2. **`SMC_DATA_DIR` timing**: Setting `SMC_DATA_DIR` at runtime doesn't affect `DATA_DIR` (resolved at module import time). Sessions currently write to `~/.super-multica/sessions/`. To isolate, set the env var before the process starts:
```bash
SMC_DATA_DIR=~/.swe-bench-eval npx tsx scripts/swe-bench/run.ts --limit 5
```
3. **Sequential execution**: Tasks run one at a time. For large-scale runs, launch multiple processes with `--offset`/`--limit` to parallelize:
```bash
# Run 4 workers in parallel
npx tsx scripts/swe-bench/run.ts --offset 0 --limit 75 --output pred-0.jsonl &
npx tsx scripts/swe-bench/run.ts --offset 75 --limit 75 --output pred-1.jsonl &
npx tsx scripts/swe-bench/run.ts --offset 150 --limit 75 --output pred-2.jsonl &
npx tsx scripts/swe-bench/run.ts --offset 225 --limit 75 --output pred-3.jsonl &
wait
cat pred-*.jsonl > predictions.jsonl
```
4. **Repo cloning per instance**: Each instance clones the full repo.
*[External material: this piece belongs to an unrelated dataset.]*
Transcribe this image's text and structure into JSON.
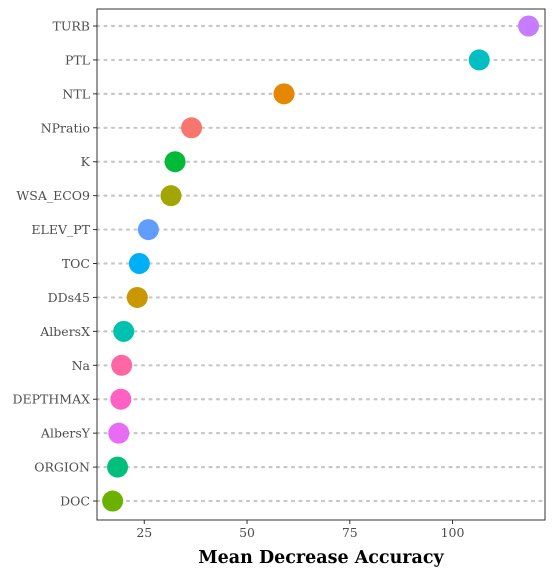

For repos with many tasks (e.g., astropy, django), a shared clone with `git worktree` would be faster.
### Potential Improvements
- **Docker-per-task**: Run each agent in a Docker container matching the SWE-bench environment spec (correct Python version, pre-installed dependencies)
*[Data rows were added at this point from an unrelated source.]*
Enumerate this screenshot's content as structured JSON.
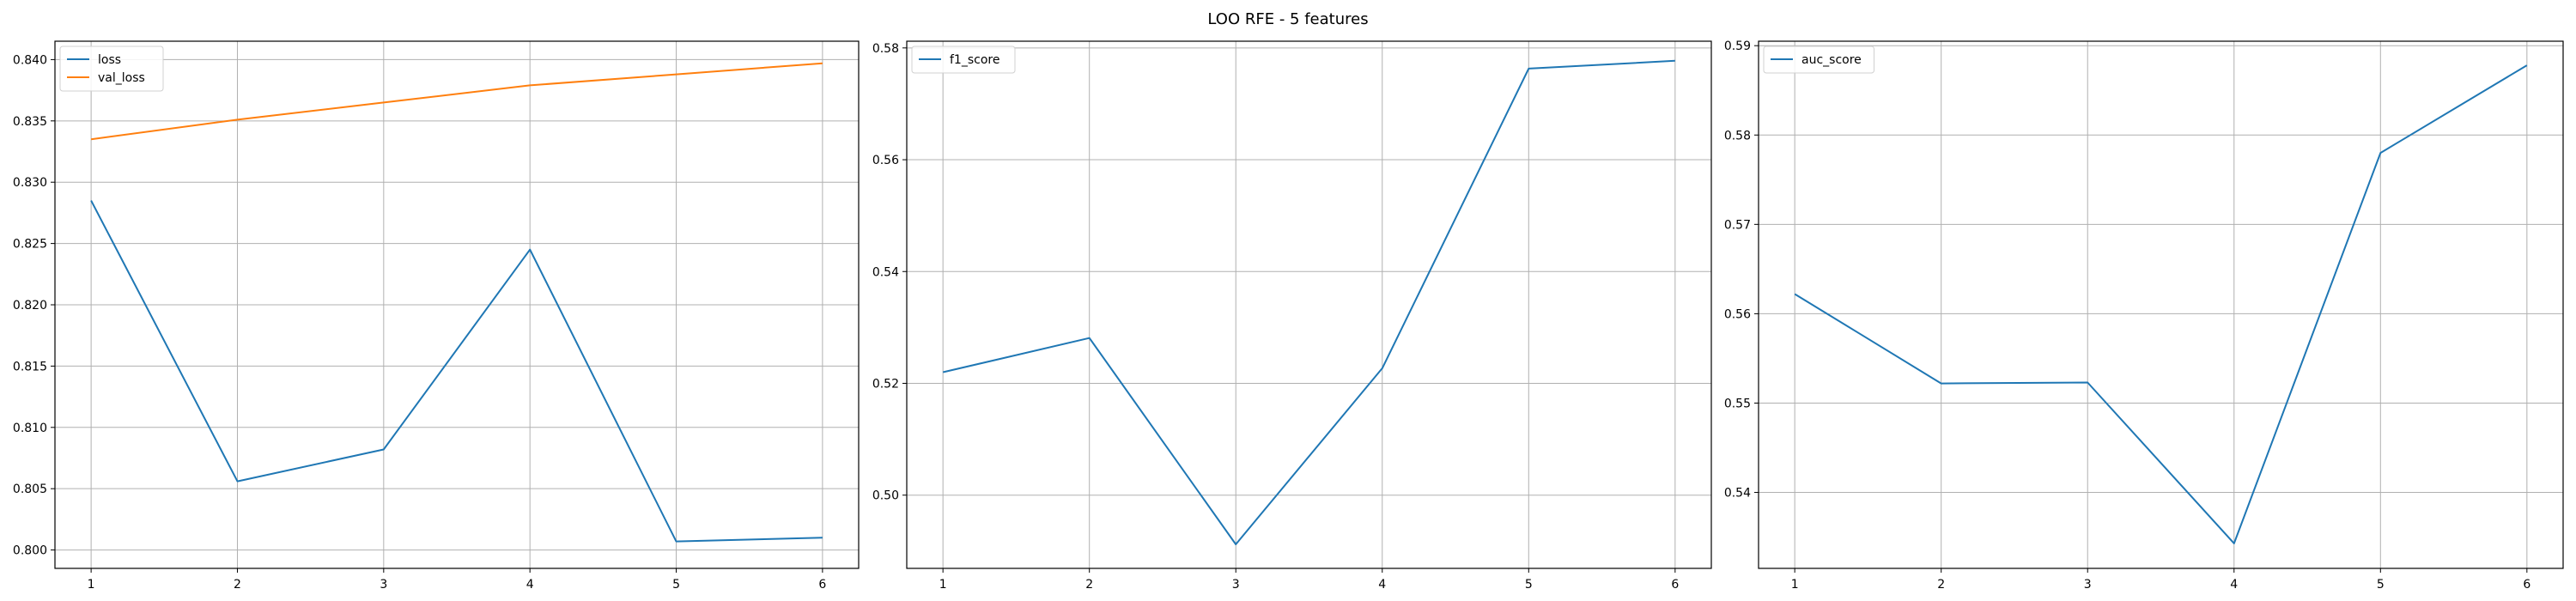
{
  "figure": {
    "title": "LOO RFE - 5 features"
  },
  "colors": {
    "blue": "#1f77b4",
    "orange": "#ff7f0e",
    "grid": "#b0b0b0"
  },
  "chart_data": [
    {
      "type": "line",
      "x": [
        1,
        2,
        3,
        4,
        5,
        6
      ],
      "xticks": [
        1,
        2,
        3,
        4,
        5,
        6
      ],
      "ylim": [
        0.7985,
        0.8415
      ],
      "yticks": [
        0.8,
        0.805,
        0.81,
        0.815,
        0.82,
        0.825,
        0.83,
        0.835,
        0.84
      ],
      "ytick_labels": [
        "0.800",
        "0.805",
        "0.810",
        "0.815",
        "0.820",
        "0.825",
        "0.830",
        "0.835",
        "0.840"
      ],
      "grid": true,
      "legend_position": "upper-left",
      "series": [
        {
          "name": "loss",
          "color": "#1f77b4",
          "values": [
            0.8285,
            0.8056,
            0.8082,
            0.8245,
            0.8007,
            0.801
          ]
        },
        {
          "name": "val_loss",
          "color": "#ff7f0e",
          "values": [
            0.8335,
            0.8351,
            0.8365,
            0.8379,
            0.8388,
            0.8397
          ]
        }
      ]
    },
    {
      "type": "line",
      "x": [
        1,
        2,
        3,
        4,
        5,
        6
      ],
      "xticks": [
        1,
        2,
        3,
        4,
        5,
        6
      ],
      "ylim": [
        0.4869,
        0.5812
      ],
      "yticks": [
        0.5,
        0.52,
        0.54,
        0.56,
        0.58
      ],
      "ytick_labels": [
        "0.50",
        "0.52",
        "0.54",
        "0.56",
        "0.58"
      ],
      "grid": true,
      "legend_position": "upper-left",
      "series": [
        {
          "name": "f1_score",
          "color": "#1f77b4",
          "values": [
            0.522,
            0.5281,
            0.4912,
            0.5227,
            0.5763,
            0.5777
          ]
        }
      ]
    },
    {
      "type": "line",
      "x": [
        1,
        2,
        3,
        4,
        5,
        6
      ],
      "xticks": [
        1,
        2,
        3,
        4,
        5,
        6
      ],
      "ylim": [
        0.5315,
        0.5905
      ],
      "yticks": [
        0.54,
        0.55,
        0.56,
        0.57,
        0.58,
        0.59
      ],
      "ytick_labels": [
        "0.54",
        "0.55",
        "0.56",
        "0.57",
        "0.58",
        "0.59"
      ],
      "grid": true,
      "legend_position": "upper-left",
      "series": [
        {
          "name": "auc_score",
          "color": "#1f77b4",
          "values": [
            0.5622,
            0.5522,
            0.5523,
            0.5343,
            0.578,
            0.5878
          ]
        }
      ]
    }
  ]
}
- **Shared repo pool**: Clone each unique repo once, use `git worktree` for per-task isolation
- **Cost tracking**: Parse run-log token counts for per-task and aggregate cost estimates
- **Multi-turn retries**: If the agent produces no patch, retry with feedback
- **System prompt tuning**: The current prompt is minimal; more detailed guidance (e.g., "search for related test files to understand expected behavior") could improve solve rate
## Related Benchmarks
| Benchmark | Focus | Notes |
|-----------|-------|-------|
| [SWE-bench Verified](https://openai.com/index/introducing-swe-bench-verified/) | Bug fixing (Python) | Gold standard, 500 human-verified tasks |
| [SWE-bench Multilingual](https://github.com/SWE-bench/SWE-bench) | Bug fixing (7 languages) | Java, TS, JS, Go, Rust, C, C++ |
| [Terminal-Bench](https://www.swebench.com/) | CLI workflows | Multi-step sandboxed terminal tasks |
| [Aider Polyglot](https://aider.chat/docs/leaderboards/) | Code editing | 225 Exercism exercises, 6 languages |
| [DPAI Arena](https://www.jetbrains.com/) | Full dev workflow | JetBrains: patch, test, review, analysis |
| [HumanEval](https://github.com/openai/human-eval) | Function generation | 164 Python function tasks, largely saturated |
## Initial Results (kimi-coding, 3 tasks)
First run on 3 SWE-bench Lite tasks (all astropy):
| Task | Status | Duration | LLM Time | Tools | Fix |
|------|--------|----------|----------|-------|-----|
| `astropy__astropy-12907` | PATCHED | 141.9s | 125.1s | 30 | `_cstack`: `= 1``= right` |
| `astropy__astropy-14182` | PATCHED | 192.0s | 166.9s | 56 | Added `header_rows` param to RST writer |
| `astropy__astropy-14365` | PATCHED | 65.7s | 49.6s | 23 | `re.compile()` + `re.IGNORECASE` |
3/3 tasks produced patches. Formal evaluation pending (requires Docker harness).